Avec un patronyme pareil (son vrai nom), une pochette de cet acabit et un titre d'album aussi cryptique, on ne peut pas, à moins d'en avoir lu quelque information, présager de ce qui nous attend sur le premier album d'Hanni el Khatib... La surprise n'en est que plus "douce".
En l'occurrence, c'est à une relecture "garage" du meilleur esprit rock'n'rollien à laquelle nous sommes conviés, un album simple, franc et direct où une jeune pousse étale son amour d'un traditionalisme tout sauf calculé offert avec l'énergie de son post-adolescent enthousiasme. Et il n'y perd pas de temps bouclant l'aventure en 11 titres et 32 petites minutes où se rencontrent, se télescopent rock franc, blues sale et folk possédée, et même doo-wop garage... un beau petit panorama en somme. Précisons qu'il y fait tout, de la cave au grenier, avec une aisance et une fraicheur (une innocence) qui font grand plaisir à entendre.
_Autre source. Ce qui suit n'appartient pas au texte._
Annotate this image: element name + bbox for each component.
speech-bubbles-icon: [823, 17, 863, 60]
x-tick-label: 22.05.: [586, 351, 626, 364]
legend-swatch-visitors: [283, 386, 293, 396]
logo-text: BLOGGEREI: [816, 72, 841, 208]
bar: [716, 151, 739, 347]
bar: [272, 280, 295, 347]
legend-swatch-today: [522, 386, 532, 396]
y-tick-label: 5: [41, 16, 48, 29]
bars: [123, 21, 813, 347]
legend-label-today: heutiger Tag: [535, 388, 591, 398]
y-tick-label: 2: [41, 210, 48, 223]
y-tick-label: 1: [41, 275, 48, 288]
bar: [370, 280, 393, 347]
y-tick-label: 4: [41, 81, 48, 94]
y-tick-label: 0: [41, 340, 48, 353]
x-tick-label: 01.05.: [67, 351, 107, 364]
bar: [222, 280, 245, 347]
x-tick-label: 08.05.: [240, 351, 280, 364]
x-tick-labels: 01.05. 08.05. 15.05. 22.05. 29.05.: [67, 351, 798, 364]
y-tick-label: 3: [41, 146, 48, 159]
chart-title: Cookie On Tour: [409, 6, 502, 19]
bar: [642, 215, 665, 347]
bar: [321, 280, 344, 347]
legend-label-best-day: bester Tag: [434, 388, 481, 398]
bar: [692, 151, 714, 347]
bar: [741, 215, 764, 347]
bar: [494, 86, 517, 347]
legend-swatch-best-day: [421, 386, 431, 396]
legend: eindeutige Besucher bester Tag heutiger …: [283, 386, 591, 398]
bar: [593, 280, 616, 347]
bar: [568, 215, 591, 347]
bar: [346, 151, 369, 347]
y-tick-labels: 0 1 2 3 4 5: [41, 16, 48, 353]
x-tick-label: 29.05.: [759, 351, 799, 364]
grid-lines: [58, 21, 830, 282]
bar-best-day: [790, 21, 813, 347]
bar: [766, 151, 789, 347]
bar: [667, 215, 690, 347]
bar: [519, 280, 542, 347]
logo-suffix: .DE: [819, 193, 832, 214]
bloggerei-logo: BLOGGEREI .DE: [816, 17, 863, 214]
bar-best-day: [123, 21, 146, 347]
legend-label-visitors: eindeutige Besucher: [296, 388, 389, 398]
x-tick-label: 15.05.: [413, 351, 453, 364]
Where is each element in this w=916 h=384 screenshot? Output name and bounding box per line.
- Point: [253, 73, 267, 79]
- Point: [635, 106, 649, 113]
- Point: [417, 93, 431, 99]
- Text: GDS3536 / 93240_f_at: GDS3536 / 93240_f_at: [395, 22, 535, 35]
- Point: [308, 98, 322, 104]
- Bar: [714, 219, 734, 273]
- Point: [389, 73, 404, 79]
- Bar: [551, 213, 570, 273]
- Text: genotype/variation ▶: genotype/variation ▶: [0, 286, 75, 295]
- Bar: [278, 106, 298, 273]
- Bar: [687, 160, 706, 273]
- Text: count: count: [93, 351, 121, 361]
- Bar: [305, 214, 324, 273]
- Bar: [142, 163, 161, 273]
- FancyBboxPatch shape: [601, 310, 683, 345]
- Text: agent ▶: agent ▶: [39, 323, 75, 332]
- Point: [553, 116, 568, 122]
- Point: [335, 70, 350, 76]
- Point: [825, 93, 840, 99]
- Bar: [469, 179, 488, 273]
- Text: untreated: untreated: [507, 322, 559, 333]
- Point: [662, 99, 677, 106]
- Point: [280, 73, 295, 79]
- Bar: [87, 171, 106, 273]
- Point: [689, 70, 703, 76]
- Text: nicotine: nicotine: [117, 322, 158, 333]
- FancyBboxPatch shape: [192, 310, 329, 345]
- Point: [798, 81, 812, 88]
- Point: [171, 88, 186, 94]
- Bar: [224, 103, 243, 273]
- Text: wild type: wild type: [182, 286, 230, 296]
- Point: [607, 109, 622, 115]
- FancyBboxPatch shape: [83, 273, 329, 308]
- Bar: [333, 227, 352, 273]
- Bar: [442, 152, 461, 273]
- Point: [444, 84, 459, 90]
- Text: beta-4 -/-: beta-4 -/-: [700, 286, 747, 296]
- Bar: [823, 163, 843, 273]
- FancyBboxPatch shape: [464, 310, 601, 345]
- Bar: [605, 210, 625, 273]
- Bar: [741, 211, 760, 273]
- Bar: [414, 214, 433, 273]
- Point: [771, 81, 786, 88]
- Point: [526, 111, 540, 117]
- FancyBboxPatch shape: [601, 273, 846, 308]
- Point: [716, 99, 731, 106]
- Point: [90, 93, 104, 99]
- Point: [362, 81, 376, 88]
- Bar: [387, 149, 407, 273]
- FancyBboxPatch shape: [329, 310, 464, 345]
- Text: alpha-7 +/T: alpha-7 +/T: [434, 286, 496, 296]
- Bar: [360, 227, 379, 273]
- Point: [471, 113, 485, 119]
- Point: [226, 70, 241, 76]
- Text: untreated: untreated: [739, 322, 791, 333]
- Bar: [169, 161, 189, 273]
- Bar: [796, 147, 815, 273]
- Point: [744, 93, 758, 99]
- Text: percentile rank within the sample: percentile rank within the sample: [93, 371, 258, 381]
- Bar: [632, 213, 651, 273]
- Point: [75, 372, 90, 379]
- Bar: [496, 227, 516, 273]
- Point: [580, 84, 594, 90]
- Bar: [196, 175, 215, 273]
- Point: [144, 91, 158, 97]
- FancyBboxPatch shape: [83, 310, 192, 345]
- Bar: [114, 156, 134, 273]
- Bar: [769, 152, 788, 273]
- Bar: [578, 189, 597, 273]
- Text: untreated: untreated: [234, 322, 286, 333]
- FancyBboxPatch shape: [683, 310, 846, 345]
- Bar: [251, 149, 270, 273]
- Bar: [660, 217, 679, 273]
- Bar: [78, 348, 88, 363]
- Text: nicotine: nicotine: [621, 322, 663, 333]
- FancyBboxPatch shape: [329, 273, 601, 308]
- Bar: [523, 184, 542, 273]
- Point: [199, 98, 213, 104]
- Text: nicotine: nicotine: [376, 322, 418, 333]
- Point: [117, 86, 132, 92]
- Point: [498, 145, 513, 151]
C'est d'ailleurs dans cette juvénile énergie que tient tout le sel d'une galette sinon d'un immense classicisme. Ainsi y retrouve-t-on, tour à tour, du Tom Waits, du Troggs, du Rolling Stones, du Stooges, du Beatles, du Neil Young, du Bob Dylan, etc. Oui, tout ça ! Les sources sont sûres, l'héritage honnête, en demander plus serait sans doute en demander trop surtout que c'est déjà beaucoup et très fun, qui plus est.
Côté highlights, ça se presse avec en tête l'irrésistible F*** It, You Win et sa simplicité toute "White-Stripesienne", le chant de dément d'Hanni en sus. Plus loin, au détour d'un blues mutant, Come Alive, quelque part entre le loner Canadien, Bo Diddley et André 3000, il continue de nous épater. Et ça continue avec la reprise d'Elvis, Heartbreak Hotel qui, toute en irrévérence, ravive le mythe en le transformant en blues "Waitsien" en diable. Que dire, enfin, parce qu'on ne va pas tous les faire non plus !, d'un supra-efficace Wait Wait Wait, bel intermède d'American Folk Tradition tout en émotion et en retenue. Bref... 8 compositions originales qui n'ont pas à rougir du voisinage de 3 reprises réussies, Hanni el Khatib a amassé une bien belle collection qui fait parfois un peu de bruit, c'est comme ça que c'est bon !
Depuis, le jeune homme d'origine palestinienne a fait du chemin, des publicitaires se sont entichés de sa musique (présence dans de nombreux spots pour des marques dont on taira pudiquement le nom) et, surtout !, a fait la rencontre de son nouveau producteur, le totalement 'in' Dan Auerbach (The Black Keys, Dr. John, etc. producteur à la mode aussi) avec qui il a enregistré le tout nouveau tout beau
Head in the Dirt. A suivre, donc... Mais, en attendant, il fait bon revenir sur cet originel tour de force toujours chaudement recommandé.